J’ai accordé un entretien au magazine spécialisé Géroscopie, au sujet de la future loi autonomie et grand âge. Je vous invite à lire mes réponses, publiées dans le numéro de janvier 2020.

À l’aune de votre expérience, quelles seraient les trois mesures que vous suggèreriez d’inscrire dans le futur projet de loi autonomie et grand-âge ?

Les enjeux se posent en termes de financement, de recrutements et de formation. Cette loi est attendue : par le personnel des établissements ou au domicile, dont on connaît les difficultés à exercer sereinement leurs missions. Il faut améliorer la qualité de l’accompagnement et mobiliser des effectifs pour y répondre. L’attente est forte également chez les personnes vieillissantes et leurs proches. Allongement de l’espérance de vie, glissement démographique : une large part de la population va être confrontée aux préoccupations de la perte d’autonomie.

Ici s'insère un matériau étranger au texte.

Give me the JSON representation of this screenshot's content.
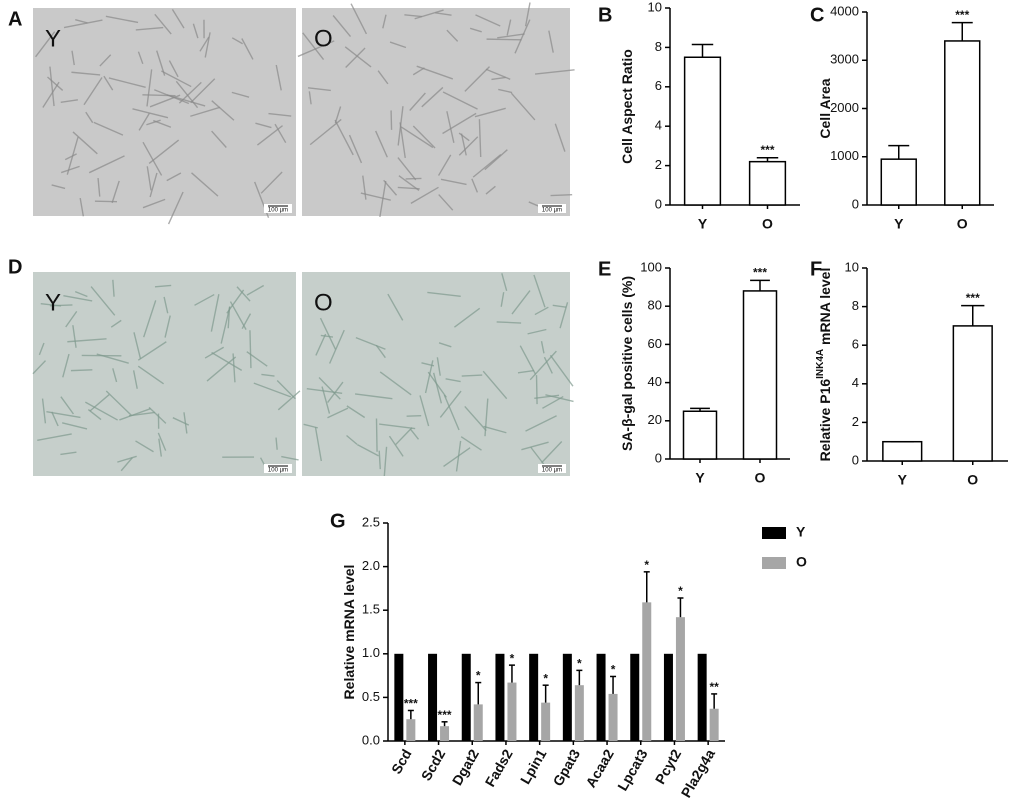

Des moments d’angoisse dans les familles, des arbitrages complexes, et chez les jeunes retraité·e·s au mieux une lourde charge mentale, au pire une dégradation de l’état de santé des aidant·e·s.

Qui peut prendre soin de mes parents ? Ai-je les moyens de leur permettre de vieillir dignement ? Comment la société m’accompagne-t-elle ? Comment les aider à choisir s’ils vont vieillir à l’EHPAD ou faire perdurer leur quotidien au domicile ?

Pour répondre à ces questions, la future loi, prévue pour l’automne 2019, tarde à voir le jour mais elle s’appuiera sur une littérature conséquente : les 175 propositions du rapport Libault ; le plan en faveur des métiers du grand âge.

Au Sénat, avec mon collègue Bernard Bonne, nous avons dressé le paysage financier de la perte d’autonomie : le coût de prise en charge s’établit à 30 milliards d’euros annuels, dont 23 assurés par les dépenses publiques et 7 restant à la charge des 1,2 millions de personnes dépendantes. En 2060, la DREES estime que ces besoins pourraient s’élever à 50 milliards d’euros, pour près de 2 millions de bénéficiaires Pour répondre aux questions qui tourmentent les familles, l’enjeu est donc d’y consacrer entre 1,4 % (aujourd’hui) et 2,8 % du PIB (en 2060). Ce n’est pas insurmontable. J’ai d’ailleurs plaidé pour la mise en place d’une cinquième branche de la sécurité sociale, par une assurance dépendance généralisée, obligatoire et par répartition.

Ces moyens devront aller en priorité vers les métiers du grand âge : le diagnostic posé par Myriam El Khomri est précis. L’accompagnement et le soin nécessitent de recruter et former des agents en nombre, de mieux les rémunérer, de leur assurer une carrière évolutive et de changer leur image. D’ailleurs, profitons-en pour que ces métiers du soin ne soient pas occupés quasi-exclusivement par des femmes. Dépassons nos stéréotypes de genre !

À l’inverse, quelles seraient les trois dispositions que vous souhaiteriez éventuellement supprimer ? ou reformuler significativement ?

La loi n’est pas encore connue ; j’évoquerais donc des aspects à ne pas négliger : les violences sexuelles n’épargnent pas les ainé·e·s, il faudra donc prévenir ces agissements, par des recrutements plus exigeants. En outre, le droit aux vacances doit pouvoir être effectif à tous les âges, y compris en perte d’autonomie. C’est une autre manière de lutter contre l’isolement des personnes âgées.

Ce projet de loi sera discuté presque simultanément avec le projet de loi 3D (déconcentration-décentralisation-différenciation) : entre un pilotage plutôt « État » (CNSA et ARS), ou un pilotage plutôt par le Conseil départemental des politiques en direction des personnes âgées, quelle orientation souhaitez vous privilégier et pourquoi ?

Le conseil départemental doit conserver ses attributions liées à sa compétence sociale. Cet échelon assure un pilotage politique de proximité, permet des innovations sociales et, s’il peut y avoir des différenciations (de tarification), c’est souvent la conséquence de finances publiques contraintes… par le haut.